If I was accused of plagiarism I didn’t commit I would behave very differently. In fact, I’m currently working on something which someone may have already discovered. Hell, multiple people may have already discovered it. But as far as I can tell no one has turned it into a useful tool, which is going to require a lot of effort by me. So if someone claims they already thought of it I’m going to say too bad, you didn’t turn it into a useful tool which everyone can use. And if they still bother me I’m going to get lawyers involved.

In fact, this seems to be the rationale for why F1000Research decided to allow the paper to be published even after it was revealed it was plagiarized. Amy Price claims that the key is operationalizing the idea, which the paper did and the blog post didn’t. Umm, all the paper did was provide a text file which wasn’t even in the correct format and claim they calculated the hash and set up a bitcoin account. So, just to recap, the one thing the journal thinks makes this a valid paper is an error prone, possibly incorrect method. Those are some high standards; no wonder you have to have a PhD/MD to publish there.

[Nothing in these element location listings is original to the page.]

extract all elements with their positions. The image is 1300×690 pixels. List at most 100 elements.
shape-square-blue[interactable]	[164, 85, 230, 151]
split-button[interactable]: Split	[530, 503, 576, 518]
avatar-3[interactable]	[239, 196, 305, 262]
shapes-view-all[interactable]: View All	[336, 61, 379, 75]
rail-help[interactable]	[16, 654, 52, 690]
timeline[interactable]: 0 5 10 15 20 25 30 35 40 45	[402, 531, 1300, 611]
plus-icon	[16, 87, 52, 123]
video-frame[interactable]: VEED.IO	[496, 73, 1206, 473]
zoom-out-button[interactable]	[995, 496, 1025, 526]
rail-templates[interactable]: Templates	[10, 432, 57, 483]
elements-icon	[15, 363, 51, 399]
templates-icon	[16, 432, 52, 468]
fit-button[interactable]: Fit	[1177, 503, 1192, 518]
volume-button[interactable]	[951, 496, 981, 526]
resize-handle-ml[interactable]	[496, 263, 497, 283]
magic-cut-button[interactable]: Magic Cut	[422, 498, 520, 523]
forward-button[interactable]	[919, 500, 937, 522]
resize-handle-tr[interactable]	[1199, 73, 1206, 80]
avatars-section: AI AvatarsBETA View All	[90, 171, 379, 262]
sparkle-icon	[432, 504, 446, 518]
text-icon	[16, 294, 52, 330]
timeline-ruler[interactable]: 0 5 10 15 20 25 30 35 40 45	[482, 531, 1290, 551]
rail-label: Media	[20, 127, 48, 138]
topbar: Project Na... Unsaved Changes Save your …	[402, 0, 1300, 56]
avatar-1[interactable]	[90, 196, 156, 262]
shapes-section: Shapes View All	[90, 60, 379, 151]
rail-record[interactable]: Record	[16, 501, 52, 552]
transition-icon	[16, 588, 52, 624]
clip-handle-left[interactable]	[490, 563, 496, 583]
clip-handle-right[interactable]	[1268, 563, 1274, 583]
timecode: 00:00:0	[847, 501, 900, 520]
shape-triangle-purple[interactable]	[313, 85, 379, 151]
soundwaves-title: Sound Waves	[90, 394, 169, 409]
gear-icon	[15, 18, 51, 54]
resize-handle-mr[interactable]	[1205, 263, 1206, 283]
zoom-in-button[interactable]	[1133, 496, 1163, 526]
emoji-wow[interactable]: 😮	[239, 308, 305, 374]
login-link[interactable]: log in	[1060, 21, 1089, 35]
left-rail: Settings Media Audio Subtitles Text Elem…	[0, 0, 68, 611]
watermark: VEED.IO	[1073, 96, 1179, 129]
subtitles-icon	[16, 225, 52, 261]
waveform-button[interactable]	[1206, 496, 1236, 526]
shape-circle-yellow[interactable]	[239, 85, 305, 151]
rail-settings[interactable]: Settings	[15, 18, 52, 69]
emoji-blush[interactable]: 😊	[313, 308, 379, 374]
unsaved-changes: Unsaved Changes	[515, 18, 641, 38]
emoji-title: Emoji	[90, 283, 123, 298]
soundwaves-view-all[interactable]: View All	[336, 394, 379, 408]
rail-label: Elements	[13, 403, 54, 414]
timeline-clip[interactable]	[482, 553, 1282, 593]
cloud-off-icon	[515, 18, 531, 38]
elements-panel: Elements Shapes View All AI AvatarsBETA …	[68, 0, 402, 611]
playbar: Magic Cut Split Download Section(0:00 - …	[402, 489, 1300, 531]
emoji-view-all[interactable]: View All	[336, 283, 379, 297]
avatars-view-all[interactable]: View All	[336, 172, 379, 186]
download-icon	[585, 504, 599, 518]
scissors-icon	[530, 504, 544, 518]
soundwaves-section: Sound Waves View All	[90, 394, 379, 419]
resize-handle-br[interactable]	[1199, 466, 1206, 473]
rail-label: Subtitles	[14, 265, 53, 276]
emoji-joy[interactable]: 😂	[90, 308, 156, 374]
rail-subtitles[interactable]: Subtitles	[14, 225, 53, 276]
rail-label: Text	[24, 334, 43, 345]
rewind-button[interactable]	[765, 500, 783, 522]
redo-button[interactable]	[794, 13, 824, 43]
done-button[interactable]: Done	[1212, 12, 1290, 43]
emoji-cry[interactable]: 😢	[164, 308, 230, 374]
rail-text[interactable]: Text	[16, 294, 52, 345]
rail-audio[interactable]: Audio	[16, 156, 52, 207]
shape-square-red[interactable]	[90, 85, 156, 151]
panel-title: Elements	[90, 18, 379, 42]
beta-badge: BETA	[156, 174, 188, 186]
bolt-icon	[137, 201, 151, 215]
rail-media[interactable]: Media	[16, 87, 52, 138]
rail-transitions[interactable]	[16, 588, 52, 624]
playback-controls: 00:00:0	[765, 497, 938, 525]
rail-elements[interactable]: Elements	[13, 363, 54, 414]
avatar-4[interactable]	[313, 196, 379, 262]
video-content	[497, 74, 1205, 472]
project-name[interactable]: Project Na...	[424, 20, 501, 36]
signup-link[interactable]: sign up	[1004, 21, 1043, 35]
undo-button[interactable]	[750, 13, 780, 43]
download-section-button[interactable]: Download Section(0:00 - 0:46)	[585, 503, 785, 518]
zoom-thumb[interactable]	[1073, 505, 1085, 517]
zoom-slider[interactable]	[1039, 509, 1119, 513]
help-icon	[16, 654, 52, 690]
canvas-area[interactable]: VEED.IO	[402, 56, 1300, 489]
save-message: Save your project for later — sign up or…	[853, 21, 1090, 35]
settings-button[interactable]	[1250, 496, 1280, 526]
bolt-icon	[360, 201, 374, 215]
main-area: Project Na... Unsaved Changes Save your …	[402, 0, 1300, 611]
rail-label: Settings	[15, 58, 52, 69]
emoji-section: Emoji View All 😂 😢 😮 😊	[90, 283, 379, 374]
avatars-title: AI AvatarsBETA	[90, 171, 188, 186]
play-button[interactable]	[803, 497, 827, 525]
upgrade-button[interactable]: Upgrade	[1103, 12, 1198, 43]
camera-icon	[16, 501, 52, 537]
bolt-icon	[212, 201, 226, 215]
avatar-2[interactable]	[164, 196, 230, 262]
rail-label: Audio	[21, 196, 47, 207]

Actually, I can’t blame F1000Research for allowing research like this to get published. As the creator and current maintainer of PrePubMed I index all of their articles and know how many articles get added each day to their journal. And it’s not much compared to the other servers I index. It’s clear they are thirsty for articles and as a result can’t be too choosy:

When something like this happens it’s easy to just write a blog post or make an anonymous comment somewhere. Well I am so confident that injustice was done that I decided to put my money where my mouth is and make a comment on PubMed attaching my name to my conclusions.

P.S. It also helps that I’m no longer in academia and couldn’t give a fuck if I upset anyone.